Monitoring a running application is crucial for visibility and making sure the system is functioning as expected, as well as to identify any potential issues, tweak and optimize the running conditions, and resolve any errors that may occur.
This is where Application Performance Monitoring (APM) tools can make your life a whole lot easier by recording information about the execution of your application and displaying it in a helpful and actionable format.
I’ll walk you through examples of the following metrics:
The response time of an application represents the average time your application takes to process requests and return a result.
If your system takes too long to respond, this will lead to low user satisfaction. Additionally, monitoring the response time can help uncover errors in the code.
The Retrace Performance tab shows average response time of each HTTP request, along with number of hits and satisfaction rate:
Here you’ll notice the login endpoint takes the majority of total request time with only 6 hits. Comparatively, the doGet endpoint is the fastest and most frequently accessed.

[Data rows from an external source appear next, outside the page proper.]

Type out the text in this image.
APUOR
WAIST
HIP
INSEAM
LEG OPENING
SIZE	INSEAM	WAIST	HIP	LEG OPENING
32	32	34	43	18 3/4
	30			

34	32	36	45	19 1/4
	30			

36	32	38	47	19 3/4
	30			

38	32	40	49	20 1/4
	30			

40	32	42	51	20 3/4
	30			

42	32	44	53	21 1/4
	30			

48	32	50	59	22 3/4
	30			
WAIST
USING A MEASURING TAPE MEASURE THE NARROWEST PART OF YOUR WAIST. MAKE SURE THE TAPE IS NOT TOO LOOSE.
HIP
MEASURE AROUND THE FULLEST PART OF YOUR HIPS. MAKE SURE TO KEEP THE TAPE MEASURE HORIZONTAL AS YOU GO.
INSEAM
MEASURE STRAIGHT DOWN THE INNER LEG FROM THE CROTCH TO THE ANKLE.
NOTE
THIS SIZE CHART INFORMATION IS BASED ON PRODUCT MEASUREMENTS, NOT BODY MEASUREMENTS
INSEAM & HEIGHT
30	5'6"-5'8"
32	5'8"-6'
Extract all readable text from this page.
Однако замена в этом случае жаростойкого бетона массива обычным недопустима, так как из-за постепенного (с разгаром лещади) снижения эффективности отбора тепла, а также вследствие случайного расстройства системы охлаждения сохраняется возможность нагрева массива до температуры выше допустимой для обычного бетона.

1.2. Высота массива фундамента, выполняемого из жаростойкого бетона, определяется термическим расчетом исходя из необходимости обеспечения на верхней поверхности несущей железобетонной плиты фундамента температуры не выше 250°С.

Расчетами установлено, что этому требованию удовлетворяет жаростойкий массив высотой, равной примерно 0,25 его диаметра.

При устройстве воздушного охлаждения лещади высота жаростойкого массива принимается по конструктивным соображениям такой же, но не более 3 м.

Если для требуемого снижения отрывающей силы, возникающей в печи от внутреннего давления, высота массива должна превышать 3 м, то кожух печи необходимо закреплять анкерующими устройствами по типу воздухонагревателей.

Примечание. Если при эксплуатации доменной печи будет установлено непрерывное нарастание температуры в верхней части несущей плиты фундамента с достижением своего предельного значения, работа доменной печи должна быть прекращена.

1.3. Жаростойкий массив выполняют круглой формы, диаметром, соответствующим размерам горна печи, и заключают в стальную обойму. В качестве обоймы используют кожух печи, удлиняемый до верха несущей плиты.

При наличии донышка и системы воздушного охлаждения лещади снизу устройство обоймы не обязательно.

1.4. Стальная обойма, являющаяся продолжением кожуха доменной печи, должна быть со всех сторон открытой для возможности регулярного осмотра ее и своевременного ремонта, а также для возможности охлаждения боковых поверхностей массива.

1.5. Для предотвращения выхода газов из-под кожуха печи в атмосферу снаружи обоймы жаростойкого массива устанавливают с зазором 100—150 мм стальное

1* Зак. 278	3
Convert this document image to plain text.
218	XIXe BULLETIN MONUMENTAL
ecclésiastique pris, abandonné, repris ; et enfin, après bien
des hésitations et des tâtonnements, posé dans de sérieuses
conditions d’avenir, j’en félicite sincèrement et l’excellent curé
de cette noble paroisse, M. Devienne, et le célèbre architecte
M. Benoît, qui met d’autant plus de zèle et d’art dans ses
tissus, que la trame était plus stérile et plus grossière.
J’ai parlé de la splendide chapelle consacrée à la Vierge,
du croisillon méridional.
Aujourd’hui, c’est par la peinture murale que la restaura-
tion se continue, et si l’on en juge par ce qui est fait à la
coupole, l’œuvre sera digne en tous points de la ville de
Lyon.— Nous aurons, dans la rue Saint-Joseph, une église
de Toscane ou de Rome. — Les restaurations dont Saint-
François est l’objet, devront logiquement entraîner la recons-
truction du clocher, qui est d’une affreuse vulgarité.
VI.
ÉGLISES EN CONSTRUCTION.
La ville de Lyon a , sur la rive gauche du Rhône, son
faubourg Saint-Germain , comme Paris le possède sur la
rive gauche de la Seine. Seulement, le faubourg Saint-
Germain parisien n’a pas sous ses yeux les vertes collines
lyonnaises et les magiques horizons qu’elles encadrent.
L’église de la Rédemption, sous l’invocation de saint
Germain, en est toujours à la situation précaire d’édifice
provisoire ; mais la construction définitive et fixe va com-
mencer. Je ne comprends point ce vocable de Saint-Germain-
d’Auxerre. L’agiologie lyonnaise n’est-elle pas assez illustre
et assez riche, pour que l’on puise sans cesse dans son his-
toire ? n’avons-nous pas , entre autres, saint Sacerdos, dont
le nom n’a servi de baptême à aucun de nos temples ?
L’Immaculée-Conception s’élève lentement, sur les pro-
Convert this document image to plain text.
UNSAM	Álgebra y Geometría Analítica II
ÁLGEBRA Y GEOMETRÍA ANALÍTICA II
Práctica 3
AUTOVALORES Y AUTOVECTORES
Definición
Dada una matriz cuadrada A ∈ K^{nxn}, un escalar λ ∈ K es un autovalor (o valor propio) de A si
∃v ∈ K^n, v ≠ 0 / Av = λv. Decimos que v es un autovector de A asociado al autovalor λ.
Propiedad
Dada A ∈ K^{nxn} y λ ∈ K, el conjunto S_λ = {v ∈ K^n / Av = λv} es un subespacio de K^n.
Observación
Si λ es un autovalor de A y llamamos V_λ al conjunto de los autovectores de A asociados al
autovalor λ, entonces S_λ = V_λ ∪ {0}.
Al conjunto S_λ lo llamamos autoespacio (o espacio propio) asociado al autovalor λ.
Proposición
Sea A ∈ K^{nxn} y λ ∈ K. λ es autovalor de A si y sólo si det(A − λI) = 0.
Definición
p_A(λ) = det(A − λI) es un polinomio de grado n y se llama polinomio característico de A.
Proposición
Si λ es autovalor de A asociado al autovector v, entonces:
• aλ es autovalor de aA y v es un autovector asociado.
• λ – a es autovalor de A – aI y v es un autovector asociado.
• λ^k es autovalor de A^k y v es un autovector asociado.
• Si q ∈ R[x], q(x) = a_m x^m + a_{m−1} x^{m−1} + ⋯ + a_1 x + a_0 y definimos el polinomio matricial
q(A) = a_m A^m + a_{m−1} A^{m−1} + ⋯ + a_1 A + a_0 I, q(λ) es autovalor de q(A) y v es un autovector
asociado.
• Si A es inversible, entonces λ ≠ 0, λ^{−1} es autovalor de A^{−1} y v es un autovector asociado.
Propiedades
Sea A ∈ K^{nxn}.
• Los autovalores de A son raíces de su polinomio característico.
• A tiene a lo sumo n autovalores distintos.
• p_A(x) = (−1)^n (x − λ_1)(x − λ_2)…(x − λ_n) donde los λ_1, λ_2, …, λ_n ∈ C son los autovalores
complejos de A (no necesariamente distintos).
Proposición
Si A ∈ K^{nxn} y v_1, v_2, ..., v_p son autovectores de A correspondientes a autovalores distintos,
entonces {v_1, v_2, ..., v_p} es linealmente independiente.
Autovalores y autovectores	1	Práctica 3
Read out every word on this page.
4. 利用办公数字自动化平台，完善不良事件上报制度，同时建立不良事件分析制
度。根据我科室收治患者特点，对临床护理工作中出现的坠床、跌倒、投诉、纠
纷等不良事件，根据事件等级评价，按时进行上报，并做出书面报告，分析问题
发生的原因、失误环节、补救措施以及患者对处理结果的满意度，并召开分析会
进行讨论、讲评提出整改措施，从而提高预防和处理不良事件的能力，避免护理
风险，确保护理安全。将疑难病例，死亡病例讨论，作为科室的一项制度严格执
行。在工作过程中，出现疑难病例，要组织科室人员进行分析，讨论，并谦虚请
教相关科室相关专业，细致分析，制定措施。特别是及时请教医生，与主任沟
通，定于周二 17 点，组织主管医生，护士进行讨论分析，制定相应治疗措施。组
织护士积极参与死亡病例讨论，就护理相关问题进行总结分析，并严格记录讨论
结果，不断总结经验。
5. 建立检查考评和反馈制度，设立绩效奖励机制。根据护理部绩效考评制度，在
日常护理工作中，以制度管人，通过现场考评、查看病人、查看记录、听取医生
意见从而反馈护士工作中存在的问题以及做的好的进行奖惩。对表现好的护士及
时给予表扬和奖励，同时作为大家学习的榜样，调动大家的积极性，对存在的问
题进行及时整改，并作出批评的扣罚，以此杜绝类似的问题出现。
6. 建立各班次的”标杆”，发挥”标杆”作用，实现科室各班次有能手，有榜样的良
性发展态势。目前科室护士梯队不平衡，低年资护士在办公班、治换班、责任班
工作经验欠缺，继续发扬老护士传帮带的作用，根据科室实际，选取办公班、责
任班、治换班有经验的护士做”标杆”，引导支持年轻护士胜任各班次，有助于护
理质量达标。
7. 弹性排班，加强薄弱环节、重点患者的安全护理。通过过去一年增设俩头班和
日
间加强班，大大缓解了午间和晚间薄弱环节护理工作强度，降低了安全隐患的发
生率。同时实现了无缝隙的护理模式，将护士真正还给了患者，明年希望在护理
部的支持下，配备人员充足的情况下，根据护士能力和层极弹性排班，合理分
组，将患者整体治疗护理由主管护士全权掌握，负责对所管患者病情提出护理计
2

Nevertheless, all the requests have an average time of less that 0.5 seconds, which means they are fairly fast.
The default threshold under which Retrace will mark requests as fast is 2 seconds. You can modify this according to your requirements for more informative graphs.
What’s more, you can find a performance breakdown for each request, to get to the root of any lags. Let’s take a look at a more detailed view of the behind the scenes for the /j_spring_security_check request:
This list of actions shows the average time for each step of the login request.
Since this is a critical action for using the application, let’s set up a dedicated monitor for it by marking it as a “key transaction” in Retrace.
This will result in creating a table on the Monitoring tab that contains information solely regarding the login request:
At the last update, the login endpoint was called 3 times and took 0.2 seconds on average. The satisfaction rate was 100%, which equals a 0% error rate.
In addition to average response time for a type of request, another metric of interest is response time and result of each individual request.
You’ll find these in the Traces tab:
This list also shows the response status of each request performed. In this case, one of the requests resulted in a 404 response, which did not register as an error.
Another metric that highlights the performance of an application is request throughput. This represents the number of requests that the JVM can handle for a certain unit of time.
Knowing this data can help you tune your memory, disk size, and application code according to the number of users you aim to support.
Retrace provides a graph that maps the number of requests per minute. These are highlighted according to speed and success:
You can find more details by choosing a specific time. For example, the highest point at 15:11 shows there have been a total of 79 requests in the last 10 minutes. Out of these, 79 were fast:
Next to monitoring the response time per request, you can verify the same per SQL query for the requests that involve accessing a database.
Working with a database can be an intensive process. That’s why it’s important to ensure there are no performance bottlenecks hiding at the database level.
Retrace automatically monitors SQL queries similarly to HTTP requests:
In the above image, each database command generated by the application is displayed in a simplified form. Alongside is the number of calls and average time per query.
This way, you can find out which database calls are the most common, and which take a longer time.
By selecting each query, you’ll be able to view the plain SQL command. Next to it is a list of all the HTTP requests that required the database call. This correlation shows how the query impacted the HTTP request.
Next to performance metrics, of course, it’s crucial to directly keep track of the errors that occur.
The Retrace Dashboard provides an Errors section where you can find a list of errors during a selected period of time:
For each of these, you’ll be able to view the full stack trace, plus other helpful data like the exact time of the error, the log generated by the error, other occurrences of it and a list of similar errors.
All this information is meant to provide clues into finding the root cause and fixing the issue. Having this data easily available through Retrace can greatly cut down on the time spent resolving problems.
Each application will very likely use a logging framework to record information about what happens during its execution.
This is very useful for both auditing purposes and helping track down the cause of any issues.
For that reason, you should also monitor your application’s logs using a log viewer such as the one Retrace provides:
The advantage of using a tool instead of directly reading the log is that you can also search through the log or filter the statements according to the log level, host, environment or application that generated it.
An APM tool like Retrace can also present aggregated metrics that show a high-level view of your application.
One such metric is overall system health:
This shows the rate of user satisfaction compared to the rate of HTTP errors.
On the Performance tab, you’ll find a breakdown of the requests based on the type of application resource they use:
For the example Reddit scheduling application, the Breakdown graph shows the servlet and Spring containers processing the requests for the largest time of their duration.
A metric specific to the tool you’re using is the number of alerts your application has generated:
This shows there have been 2 alerts of severity Warning and one alert with a Critical level.
If your application uses any external web services, Retrace also records these in the Performance tab. For each of these, the tool will record data regarding the time of the call and its response time.
Finally, Retrace also supports defining and adding your own custom metrics.